Ivey Files

February 17, 2010

How Not to Write a Law School Application Essay

Is there a type of essay that annoys admissions officers so much that they'll stop in the middle of reading an application to vent? Yep. Here's what just hit my inbox:

I doubt you'd let your clients do this anyway, but the most annoying kind of essay I see is the "Why I'm so perfect/how I've ticked all the boxes. Can I recite my resume for you?" essay. 

It takes the form of: "Since early childhood, I have been an over-achieving perfectionist. Not content simply to excel at everything I have done, like be the president of the school paper and work for my state senator while maintaining a 4.0 GPA, I wanted to share my wonderfulness with the less fortunate. So I also have an extensive background in public service. I recognize that there are certain skills that one needs to excel as a lawyer, so I have acquired those, as well, by doing A, B, and C. Now I am primed to enter law school.  Admission to [---] Law School will be the culmination of my decade of effort - nay, the laurel wreath crowning my wonderfulness."

By the way, that final sentence is only a slight adaptation of the one I actually just read.

We on the admissions committee will take the B+ student with 85% percentile LSATs and an essay demonstrating personal maturity and an interesting set of life experiences over the A student with 90% LSATs and an essay like the one above every time.

For those of you who haven't submitted your applications yet, or who are applying in the coming season, take heed. Anyone with law school admissions experience will have an allergic reaction to that kind of essay, and there are tens of thousands of them floating around every year. Treat that as a template for what NOT to write.

 

Former Dean of Admissions at the University of Chicago Law School and a recovering lawyer, Anna Ivey founded Ivey Consulting to help college, law school, and MBA applicants navigate the admissions process. Read more admissions tips in The Ivey Guide to Law School Admissions, recently updated and available as an e-book. Follow Anna on Twitter (@annaivey).

Anna, I will return the compliment of the earlier nice words.

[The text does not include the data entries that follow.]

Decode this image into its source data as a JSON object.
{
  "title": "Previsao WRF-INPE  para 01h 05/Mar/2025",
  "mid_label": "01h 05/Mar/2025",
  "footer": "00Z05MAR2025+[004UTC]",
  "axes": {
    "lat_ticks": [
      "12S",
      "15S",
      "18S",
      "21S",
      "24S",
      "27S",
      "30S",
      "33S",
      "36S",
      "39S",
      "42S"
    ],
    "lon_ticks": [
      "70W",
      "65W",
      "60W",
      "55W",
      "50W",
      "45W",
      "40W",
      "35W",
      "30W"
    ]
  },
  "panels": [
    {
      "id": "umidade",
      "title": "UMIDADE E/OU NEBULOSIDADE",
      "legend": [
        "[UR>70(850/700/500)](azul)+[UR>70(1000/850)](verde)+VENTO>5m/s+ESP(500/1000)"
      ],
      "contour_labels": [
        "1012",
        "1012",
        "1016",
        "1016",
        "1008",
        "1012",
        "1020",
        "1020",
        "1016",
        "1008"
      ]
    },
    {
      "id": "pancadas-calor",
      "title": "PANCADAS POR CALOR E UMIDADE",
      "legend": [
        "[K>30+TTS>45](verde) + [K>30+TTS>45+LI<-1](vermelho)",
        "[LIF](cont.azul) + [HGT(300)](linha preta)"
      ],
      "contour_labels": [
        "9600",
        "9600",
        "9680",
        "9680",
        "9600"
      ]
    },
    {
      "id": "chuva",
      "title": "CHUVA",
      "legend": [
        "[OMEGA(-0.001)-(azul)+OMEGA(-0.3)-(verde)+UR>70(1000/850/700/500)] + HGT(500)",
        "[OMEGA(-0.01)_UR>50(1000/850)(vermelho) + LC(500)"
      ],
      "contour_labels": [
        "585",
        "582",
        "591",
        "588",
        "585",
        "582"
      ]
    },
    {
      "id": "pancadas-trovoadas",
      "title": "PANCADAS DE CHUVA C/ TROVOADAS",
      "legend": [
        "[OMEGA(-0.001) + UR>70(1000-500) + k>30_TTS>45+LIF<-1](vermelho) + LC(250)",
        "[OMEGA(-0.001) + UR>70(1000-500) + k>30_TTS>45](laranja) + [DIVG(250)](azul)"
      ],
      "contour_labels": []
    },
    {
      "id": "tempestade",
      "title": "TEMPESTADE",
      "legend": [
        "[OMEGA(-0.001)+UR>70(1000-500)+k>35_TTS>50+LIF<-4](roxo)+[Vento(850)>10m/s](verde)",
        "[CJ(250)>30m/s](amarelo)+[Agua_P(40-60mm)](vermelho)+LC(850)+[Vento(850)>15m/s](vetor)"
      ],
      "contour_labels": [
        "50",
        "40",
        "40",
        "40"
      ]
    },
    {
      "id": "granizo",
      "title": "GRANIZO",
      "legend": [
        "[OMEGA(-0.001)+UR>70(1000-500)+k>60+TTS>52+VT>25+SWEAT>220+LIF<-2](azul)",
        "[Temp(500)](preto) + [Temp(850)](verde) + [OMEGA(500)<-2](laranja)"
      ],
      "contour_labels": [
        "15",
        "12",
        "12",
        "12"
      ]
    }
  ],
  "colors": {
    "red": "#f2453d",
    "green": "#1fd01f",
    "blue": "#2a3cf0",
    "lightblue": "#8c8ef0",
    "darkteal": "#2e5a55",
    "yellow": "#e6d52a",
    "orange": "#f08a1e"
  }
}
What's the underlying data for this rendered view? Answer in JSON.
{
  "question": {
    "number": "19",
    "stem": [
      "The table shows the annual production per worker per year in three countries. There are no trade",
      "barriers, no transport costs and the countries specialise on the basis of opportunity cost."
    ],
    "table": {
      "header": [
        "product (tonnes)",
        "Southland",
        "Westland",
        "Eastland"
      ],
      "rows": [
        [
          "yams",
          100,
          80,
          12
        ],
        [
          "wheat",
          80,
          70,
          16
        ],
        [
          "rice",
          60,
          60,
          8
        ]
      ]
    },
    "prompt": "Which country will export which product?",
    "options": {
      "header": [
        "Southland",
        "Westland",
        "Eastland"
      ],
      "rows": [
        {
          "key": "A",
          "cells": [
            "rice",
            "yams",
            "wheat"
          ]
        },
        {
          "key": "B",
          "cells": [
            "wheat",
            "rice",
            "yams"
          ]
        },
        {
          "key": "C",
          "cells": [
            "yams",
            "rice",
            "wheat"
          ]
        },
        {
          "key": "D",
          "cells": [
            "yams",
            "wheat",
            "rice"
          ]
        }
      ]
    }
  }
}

I applied to law school a long time ago, so I don't remember if this particular acceptance letter came from Chicago or Northwestern, but I was accepted by both early in the process. I recall the letter saying the factors the admissions committee took most into account were my performance as an undergrad and my essay (I had okay but not stratospheric LSATs). (Just to insert the appropriate note of modesty here, I should note that the essay did NOT carry the day at Harvard or Yale - no doubt being insufficient to overcome the relatively mediocre LSAT score.)

I do remember the thrust of the essay. It was a reasoned explanation why it was that I had decided to go to law school rather than graduate school in history. I think what I said was that I suspected the intellectual challenges were similar, but that being a lawyer provided more of an opportunity to use intellect in action.

Probably the best way to say it is that, when you write it, you want the essay qua essay to be the equivalent of letting your bat do the talking (in baseball terms). And often the best way to do that is to write about something other than yourself!